22 marzo 2018

Lungo discorso di papa Francesco sulla prostituzione

di Mira Furlani

 

Papa Francesco sulla prostituzione ha pronunciato parole chiare durante un incontro con i giovani al Pontificio collegio internazionale Maria Mater Ecclesiae di Roma in vista della riunione pre-Sinodo dei giovani. Un lungo discorso il suo. Riassumiamolo:

«È una mentalità malata quella che porta a sfruttare la donna […]. Alcuni governi cercano di fare pagare multe ai clienti. Ma il problema è grave, grave, grave. Vorrei che voi giovani lottaste per questo. Se un giovane ha questa abitudine la tagli. Chi fa questo è un criminale. Questo non è fare l’amore, è torturare una donna, è criminale». Francesco racconta in proposito di essere stato «l’anno scorso a visitare una delle case delle ragazze liberate da questa schiavitù: è da non credere. Una è stata rapita in Moldavia e portata legata a Roma, nel portabagagli», con la minaccia che le avrebbero ucciso i genitori. «Quelle che vengono per esempio dell’Africa vengono ingannate per un lavoro. Quando le portano nelle nostre città, quelle che resistono vengono torturate e a volte mutilate. Ci sono i giorni di “ammorbidimento”, quando arrivano: ti picchiano, torturano e alla fine cedi. Una delle ragazze mi ha detto che quando non ha portato la somma le hanno tagliato l’orecchio, ad altre hanno spezzato le dita. È una schiavitù di oggi. Qui in Italia, dobbiamo avere il coraggio di dirlo, i clienti, al 90 per cento sono battezzati cattolici. E sono anche tanti. Io penso allo schifo che devono sentire queste ragazze quando gli uomini le fanno fare delle cose».

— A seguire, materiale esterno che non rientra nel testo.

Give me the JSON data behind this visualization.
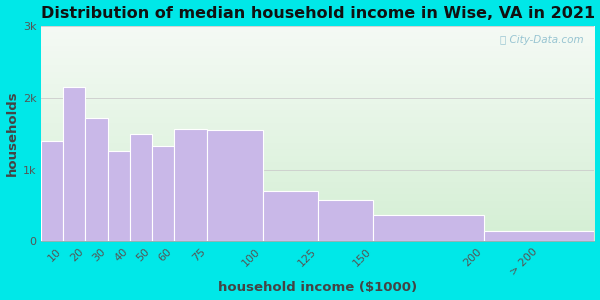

In un’epoca di liberismo come il nostro, dove tutto è diventato mercato, anche dopo sessant’anni dalla promulgazione dell’importante legge Merlin, i committenti, i clienti, gli sfruttatori del corpo delle donne restano sempre i maschi. Nel mercato libero il corpo femminile diventa sex work.

In questo contesto la postura spontanea di papa Francesco va nella direzione dello spirito della legge Merlin, così come ha messo in evidenza Silvia Niccolai nell’incontro sulla prostituzione avvenuto il 10 marzo scorso al Circolo della rosa/Libreria delle donne di Milano. Il suo giudizio, infatti, mette in causa coloro che alimentano la prostituzione con i soldi e che vi ricorrono pur sapendo delle sofferenze gravi da parte femminile.

Parlando a persone giovani papa Francesco ha trasformato un incontro rituale in un affondo politico nel nostro presente, affiancandosi alla discussione in corso nel movimento femminista. Il papa si rivolge cioè alla parte maschile, sicuramente e gravemente responsabile dei tanti mali legati alla prostituzione, senza fare delle donne il comodo capro espiatorio, come si è fatto per secoli e siamo sempre pronti a fare: il suo è un atto simbolico esemplare, doppiamente per un uomo nella sua posizione. E vale per tutti e tutte.